In June 2005 I went to a workshop in Thorndon Country Park in Essex with Joseph Cornell, not the american artist who died years ago, no, this one is an american but one I have long respected. This Joseph Cornell wrote a very influential book about and called Sharing Nature with Children that was published in the early 1980's, that book was first shown to me in 1989 by my first boss in the world of countryside management Mike Stagg, another man I have long respected. This was at a time when environmental education was trying to move away from what felt like rigid school based scientific activities to a looser more open style, that style accepted that everyone is different and might not want to be involved in outdoor learning but why not try and get environmental messages across in different ways and perhaps have fun in the process. This was the approach we used with children a lot often mixed with other more scientific but still loose activities.



There were two newish approaches doing the rounds then, there are undoubtedly more now, Joseph Cornell's and another which I won't name but which to me appeared to be too restrictive and prescriptive. Cornell's approach appealed to me and still does, its more flexible, doesn't mean I didn't use bits of the other approach, the Cornell approach just feels better.

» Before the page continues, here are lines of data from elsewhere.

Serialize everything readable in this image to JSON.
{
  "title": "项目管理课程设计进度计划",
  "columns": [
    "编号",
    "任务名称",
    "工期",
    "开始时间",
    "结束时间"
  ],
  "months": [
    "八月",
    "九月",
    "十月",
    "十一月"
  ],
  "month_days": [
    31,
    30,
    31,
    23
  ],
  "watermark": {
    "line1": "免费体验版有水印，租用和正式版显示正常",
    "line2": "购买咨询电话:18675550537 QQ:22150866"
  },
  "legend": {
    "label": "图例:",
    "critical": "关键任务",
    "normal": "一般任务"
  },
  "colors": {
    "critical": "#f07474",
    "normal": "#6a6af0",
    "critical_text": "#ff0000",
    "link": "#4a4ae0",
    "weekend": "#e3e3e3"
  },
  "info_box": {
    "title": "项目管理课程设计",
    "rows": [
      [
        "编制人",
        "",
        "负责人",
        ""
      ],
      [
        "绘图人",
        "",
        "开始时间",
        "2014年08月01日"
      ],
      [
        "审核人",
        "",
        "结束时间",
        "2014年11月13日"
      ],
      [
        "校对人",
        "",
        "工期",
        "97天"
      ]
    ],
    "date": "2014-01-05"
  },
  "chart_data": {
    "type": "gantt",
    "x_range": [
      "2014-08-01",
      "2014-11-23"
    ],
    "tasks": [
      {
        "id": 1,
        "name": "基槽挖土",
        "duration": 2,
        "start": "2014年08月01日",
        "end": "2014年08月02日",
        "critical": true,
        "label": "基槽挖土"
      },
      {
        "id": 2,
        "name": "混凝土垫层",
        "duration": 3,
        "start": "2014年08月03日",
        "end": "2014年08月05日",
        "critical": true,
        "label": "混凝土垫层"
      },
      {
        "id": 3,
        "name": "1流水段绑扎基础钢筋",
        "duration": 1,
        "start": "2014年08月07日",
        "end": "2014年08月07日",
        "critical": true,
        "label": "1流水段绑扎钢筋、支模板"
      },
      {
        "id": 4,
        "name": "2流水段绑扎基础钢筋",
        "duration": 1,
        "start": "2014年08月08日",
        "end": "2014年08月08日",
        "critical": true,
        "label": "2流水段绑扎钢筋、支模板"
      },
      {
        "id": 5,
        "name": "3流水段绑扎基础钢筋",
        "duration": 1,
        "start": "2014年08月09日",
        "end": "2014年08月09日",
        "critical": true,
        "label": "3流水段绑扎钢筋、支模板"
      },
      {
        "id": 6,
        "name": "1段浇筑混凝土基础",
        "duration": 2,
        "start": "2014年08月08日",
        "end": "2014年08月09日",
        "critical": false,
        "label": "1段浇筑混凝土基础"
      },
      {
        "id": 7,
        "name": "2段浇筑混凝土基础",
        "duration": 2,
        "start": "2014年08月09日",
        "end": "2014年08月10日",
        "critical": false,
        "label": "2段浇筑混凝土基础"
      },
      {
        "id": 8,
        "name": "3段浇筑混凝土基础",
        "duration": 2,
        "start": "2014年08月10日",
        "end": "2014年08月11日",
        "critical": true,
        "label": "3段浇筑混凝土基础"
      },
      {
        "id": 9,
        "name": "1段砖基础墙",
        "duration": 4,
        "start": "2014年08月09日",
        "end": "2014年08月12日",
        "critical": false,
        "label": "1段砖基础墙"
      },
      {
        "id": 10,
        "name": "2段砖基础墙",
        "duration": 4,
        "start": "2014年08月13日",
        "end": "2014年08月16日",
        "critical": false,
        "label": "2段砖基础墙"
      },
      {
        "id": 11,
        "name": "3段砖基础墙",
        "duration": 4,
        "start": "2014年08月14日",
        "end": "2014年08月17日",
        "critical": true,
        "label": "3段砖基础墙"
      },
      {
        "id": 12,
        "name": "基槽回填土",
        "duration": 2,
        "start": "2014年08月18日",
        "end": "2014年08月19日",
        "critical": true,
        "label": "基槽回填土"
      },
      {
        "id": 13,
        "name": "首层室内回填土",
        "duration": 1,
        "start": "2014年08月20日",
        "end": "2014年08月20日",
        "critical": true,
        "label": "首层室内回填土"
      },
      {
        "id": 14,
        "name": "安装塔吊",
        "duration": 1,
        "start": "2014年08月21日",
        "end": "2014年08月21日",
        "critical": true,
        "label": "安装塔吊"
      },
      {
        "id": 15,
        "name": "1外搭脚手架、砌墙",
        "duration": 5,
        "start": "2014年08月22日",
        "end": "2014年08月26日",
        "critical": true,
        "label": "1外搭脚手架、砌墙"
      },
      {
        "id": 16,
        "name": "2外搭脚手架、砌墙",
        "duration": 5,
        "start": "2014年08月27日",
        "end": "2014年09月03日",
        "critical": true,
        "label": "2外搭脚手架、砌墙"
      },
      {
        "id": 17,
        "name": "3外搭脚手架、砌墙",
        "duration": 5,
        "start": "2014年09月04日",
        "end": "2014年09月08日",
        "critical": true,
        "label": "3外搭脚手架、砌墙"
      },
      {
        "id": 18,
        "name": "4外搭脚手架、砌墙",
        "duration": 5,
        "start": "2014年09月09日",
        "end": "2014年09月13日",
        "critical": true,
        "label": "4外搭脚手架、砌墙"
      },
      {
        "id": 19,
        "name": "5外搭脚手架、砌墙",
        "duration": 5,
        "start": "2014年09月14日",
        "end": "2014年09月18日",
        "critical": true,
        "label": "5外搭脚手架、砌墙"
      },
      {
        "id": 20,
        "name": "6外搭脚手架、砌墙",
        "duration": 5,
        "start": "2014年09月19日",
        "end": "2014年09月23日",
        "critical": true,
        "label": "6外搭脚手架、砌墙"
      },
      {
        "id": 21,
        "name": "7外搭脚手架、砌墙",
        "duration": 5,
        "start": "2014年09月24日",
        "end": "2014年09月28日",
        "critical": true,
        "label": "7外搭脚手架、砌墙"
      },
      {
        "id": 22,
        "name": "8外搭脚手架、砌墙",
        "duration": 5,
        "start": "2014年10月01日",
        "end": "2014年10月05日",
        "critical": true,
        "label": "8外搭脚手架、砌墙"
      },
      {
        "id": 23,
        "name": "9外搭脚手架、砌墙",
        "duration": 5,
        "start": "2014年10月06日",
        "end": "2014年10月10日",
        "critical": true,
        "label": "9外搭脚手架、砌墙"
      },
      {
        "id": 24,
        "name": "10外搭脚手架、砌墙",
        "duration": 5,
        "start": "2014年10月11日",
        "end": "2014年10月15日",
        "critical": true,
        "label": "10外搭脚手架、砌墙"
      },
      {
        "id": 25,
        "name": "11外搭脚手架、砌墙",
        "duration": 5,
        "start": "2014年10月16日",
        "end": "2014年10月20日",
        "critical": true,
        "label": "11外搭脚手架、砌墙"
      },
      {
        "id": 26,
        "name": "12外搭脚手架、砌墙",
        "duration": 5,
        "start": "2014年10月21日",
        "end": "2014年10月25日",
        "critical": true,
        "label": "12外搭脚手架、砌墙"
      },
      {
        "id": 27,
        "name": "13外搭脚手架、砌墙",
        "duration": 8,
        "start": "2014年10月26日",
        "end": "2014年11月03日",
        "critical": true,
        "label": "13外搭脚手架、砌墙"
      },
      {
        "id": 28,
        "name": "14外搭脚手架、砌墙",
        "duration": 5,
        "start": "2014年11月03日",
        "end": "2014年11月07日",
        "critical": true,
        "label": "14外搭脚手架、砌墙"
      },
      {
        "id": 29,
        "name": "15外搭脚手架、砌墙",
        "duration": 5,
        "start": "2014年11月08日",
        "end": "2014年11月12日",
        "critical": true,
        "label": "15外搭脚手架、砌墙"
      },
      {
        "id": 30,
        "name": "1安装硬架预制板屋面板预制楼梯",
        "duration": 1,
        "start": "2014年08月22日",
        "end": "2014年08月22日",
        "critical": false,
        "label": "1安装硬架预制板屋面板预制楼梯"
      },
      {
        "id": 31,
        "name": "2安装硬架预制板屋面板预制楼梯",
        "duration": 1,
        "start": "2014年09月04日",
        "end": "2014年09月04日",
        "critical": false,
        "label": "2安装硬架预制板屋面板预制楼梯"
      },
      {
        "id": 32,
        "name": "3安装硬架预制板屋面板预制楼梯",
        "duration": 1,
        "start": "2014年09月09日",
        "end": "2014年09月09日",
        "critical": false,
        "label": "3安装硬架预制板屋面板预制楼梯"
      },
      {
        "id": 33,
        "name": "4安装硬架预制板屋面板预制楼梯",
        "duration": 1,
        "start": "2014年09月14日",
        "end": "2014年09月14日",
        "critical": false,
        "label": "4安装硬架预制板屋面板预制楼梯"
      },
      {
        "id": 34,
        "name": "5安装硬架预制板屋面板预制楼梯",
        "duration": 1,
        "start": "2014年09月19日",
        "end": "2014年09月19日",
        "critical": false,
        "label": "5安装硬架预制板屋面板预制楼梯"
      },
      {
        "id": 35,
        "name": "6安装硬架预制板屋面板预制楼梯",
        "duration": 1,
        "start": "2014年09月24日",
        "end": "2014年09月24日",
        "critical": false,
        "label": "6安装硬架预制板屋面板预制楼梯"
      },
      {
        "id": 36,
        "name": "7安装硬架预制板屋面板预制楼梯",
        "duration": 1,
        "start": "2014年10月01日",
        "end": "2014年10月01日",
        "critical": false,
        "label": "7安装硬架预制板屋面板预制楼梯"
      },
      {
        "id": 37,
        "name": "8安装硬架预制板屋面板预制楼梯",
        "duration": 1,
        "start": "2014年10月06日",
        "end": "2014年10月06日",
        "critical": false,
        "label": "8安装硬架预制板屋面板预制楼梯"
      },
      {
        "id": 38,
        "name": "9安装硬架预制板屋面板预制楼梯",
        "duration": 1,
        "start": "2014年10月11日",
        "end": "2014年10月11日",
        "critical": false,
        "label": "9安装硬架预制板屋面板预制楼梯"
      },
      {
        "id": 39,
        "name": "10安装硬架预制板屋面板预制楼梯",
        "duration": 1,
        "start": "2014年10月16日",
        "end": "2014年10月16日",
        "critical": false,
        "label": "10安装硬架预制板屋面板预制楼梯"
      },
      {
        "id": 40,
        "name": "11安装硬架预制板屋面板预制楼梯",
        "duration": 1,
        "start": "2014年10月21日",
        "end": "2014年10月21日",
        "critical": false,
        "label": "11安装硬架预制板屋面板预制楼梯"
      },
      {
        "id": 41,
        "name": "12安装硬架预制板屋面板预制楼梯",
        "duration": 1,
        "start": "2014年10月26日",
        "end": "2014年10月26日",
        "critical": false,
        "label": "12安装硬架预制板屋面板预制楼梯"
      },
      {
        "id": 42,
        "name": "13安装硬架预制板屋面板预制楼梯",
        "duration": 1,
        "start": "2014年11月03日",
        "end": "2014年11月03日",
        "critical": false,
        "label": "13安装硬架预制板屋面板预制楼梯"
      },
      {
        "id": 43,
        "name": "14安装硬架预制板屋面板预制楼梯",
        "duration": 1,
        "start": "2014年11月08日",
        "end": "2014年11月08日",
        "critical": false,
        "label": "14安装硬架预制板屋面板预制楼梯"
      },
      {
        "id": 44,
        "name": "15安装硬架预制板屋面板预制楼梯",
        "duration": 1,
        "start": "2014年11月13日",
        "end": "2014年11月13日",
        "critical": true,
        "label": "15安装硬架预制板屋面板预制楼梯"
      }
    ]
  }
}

Anyway there I was with these bits of paper from the workshop, it was a practical day spent outdoors on a warm spring day in the woodlands that make up Thorndon with a small group of people all appreciating that it isn't often that Joseph Cornell comes to this country to talk and show his ideas off. It was a magical day a day of taking part in activities designed to get children involved in the natural world and seeing them through their eyes by taking part in them. I read my notes and my activity sheets and the words I had written in pencil on them in 2005. Did I really write those words, I must have been completely immersed in the day and the activities and smiled to myself cos I know I was. It was a day that gave me hope, filled me again with enthusiasm for working with children and trying but not too hard to enthrall them with the magic that is the natural world.

I looked at the bits of paper, could I throw them away, no couldn't do it, not yet anyway too many memories of good times past and good people.